# looking for a sample of completed projects



## Topdog (Jun 2, 2008)

DIY folks.

I see there are some nice completed projects posted on this site, but I was wonder if anyone knows of some other sites that have completed projects that I can view or if some of you have pics you can post on here. I want to get an idea of a master bath and kitchen. I will probably start in the bathroom. 

Thanks for any help.


----------



## angus242 (May 1, 2008)

Perhaps you could be more specific with what you're looking for. What sizes are these two rooms and how extensive of a remodel are you looking to do?
A 15x20 kitchen would be a lot different than a 25x40 kitchen. Also, a $25,000 kitchen is different than a $50,000 kitchen. (same goes for bathrooms). 
A good place to start for ideas would be magazines. I don't know where you're located so it would be hard to recommend some showrooms.


----------



## Topdog (Jun 2, 2008)

i'm not looking for anything specific yet, but I just want to see some of finished work. I just want to get ideas of the different type of tile work, color patterns. I have looked at magazines and TV shows, but I also like to look at pictures that people post on the internet.


----------



## beer_geek (Feb 19, 2007)

Here's a site that I've used for ideas. No affiliation with them.
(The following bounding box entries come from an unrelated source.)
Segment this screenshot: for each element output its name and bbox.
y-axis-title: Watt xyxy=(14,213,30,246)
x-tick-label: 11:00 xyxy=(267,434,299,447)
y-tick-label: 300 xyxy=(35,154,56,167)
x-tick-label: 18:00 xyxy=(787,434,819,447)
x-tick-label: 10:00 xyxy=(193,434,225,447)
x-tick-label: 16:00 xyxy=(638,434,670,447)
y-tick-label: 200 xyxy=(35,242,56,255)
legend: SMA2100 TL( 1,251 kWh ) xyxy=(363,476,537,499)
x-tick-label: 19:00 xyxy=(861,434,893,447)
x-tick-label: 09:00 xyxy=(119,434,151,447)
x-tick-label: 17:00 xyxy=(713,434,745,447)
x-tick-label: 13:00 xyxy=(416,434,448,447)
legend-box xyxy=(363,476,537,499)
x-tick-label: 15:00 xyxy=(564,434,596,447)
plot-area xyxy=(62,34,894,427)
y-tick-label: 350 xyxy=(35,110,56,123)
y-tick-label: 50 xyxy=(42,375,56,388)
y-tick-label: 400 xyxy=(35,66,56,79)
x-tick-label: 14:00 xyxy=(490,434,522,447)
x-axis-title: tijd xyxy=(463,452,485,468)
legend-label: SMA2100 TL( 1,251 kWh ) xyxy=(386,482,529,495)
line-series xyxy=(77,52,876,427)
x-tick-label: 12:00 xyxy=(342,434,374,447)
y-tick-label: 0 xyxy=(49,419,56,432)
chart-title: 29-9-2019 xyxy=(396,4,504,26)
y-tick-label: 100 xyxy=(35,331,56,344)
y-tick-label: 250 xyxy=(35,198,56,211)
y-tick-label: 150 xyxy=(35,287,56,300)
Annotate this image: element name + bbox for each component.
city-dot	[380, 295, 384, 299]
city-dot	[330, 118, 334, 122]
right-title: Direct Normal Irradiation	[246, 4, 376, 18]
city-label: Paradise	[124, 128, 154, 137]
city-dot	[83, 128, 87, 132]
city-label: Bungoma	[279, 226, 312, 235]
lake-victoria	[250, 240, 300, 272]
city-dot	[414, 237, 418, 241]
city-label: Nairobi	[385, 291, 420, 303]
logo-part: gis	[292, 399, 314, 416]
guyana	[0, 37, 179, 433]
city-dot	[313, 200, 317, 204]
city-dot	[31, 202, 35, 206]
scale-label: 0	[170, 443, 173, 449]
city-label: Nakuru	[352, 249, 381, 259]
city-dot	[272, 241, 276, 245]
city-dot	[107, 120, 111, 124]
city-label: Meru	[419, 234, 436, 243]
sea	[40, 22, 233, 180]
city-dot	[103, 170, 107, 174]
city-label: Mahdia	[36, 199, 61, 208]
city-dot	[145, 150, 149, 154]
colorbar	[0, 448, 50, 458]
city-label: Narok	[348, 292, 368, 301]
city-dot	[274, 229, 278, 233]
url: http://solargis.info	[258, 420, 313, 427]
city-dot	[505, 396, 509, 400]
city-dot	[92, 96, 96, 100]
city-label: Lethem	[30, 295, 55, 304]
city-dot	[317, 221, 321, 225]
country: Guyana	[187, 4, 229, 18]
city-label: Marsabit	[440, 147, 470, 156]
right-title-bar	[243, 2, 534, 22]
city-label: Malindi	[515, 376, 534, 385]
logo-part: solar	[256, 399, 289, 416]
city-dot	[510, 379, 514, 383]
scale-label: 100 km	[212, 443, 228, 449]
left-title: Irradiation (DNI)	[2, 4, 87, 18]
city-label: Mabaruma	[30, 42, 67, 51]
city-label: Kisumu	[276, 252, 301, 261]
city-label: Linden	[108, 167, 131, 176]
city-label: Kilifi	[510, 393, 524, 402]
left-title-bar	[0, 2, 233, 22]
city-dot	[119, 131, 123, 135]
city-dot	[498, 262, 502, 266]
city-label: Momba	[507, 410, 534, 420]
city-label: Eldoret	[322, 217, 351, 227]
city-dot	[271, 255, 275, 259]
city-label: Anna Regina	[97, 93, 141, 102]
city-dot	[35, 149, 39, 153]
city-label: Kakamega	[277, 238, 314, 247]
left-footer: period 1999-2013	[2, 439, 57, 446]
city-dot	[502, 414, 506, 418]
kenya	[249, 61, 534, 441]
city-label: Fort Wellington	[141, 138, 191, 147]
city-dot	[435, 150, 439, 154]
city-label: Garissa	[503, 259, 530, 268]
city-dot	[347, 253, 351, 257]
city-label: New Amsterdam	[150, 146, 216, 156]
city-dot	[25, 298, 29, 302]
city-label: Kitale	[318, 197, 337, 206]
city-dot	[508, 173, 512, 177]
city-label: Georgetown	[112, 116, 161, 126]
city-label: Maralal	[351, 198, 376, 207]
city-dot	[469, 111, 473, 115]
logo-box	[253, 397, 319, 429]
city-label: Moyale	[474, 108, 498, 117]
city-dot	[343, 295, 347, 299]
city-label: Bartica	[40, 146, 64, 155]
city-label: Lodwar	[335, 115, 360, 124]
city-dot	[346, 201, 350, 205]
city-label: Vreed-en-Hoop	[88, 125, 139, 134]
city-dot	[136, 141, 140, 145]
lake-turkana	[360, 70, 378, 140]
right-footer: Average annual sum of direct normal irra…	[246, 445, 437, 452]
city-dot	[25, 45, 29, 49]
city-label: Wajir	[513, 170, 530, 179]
http://www.absoluteremodeling.com/CompanyPortfolio.html


----------



## Jay123 (May 7, 2008)

These guys look like they do some decent work::whistling2:

http://www.premierbasements.com/tmbs.htm

J


----------



## Sir MixAlot (Apr 4, 2008)

Topdog,

If you could post a couple of picture's of the rooms that you want renovate. :thumbsup:


----------



## melissaandkris (Jun 16, 2008)

If your just looking for inspirations or ideas you could check out hgtvratemyspace.com There are pics of people's renovations on there some complete, some not. You can search by room. There's probably not much technical info like here but good ideas!


----------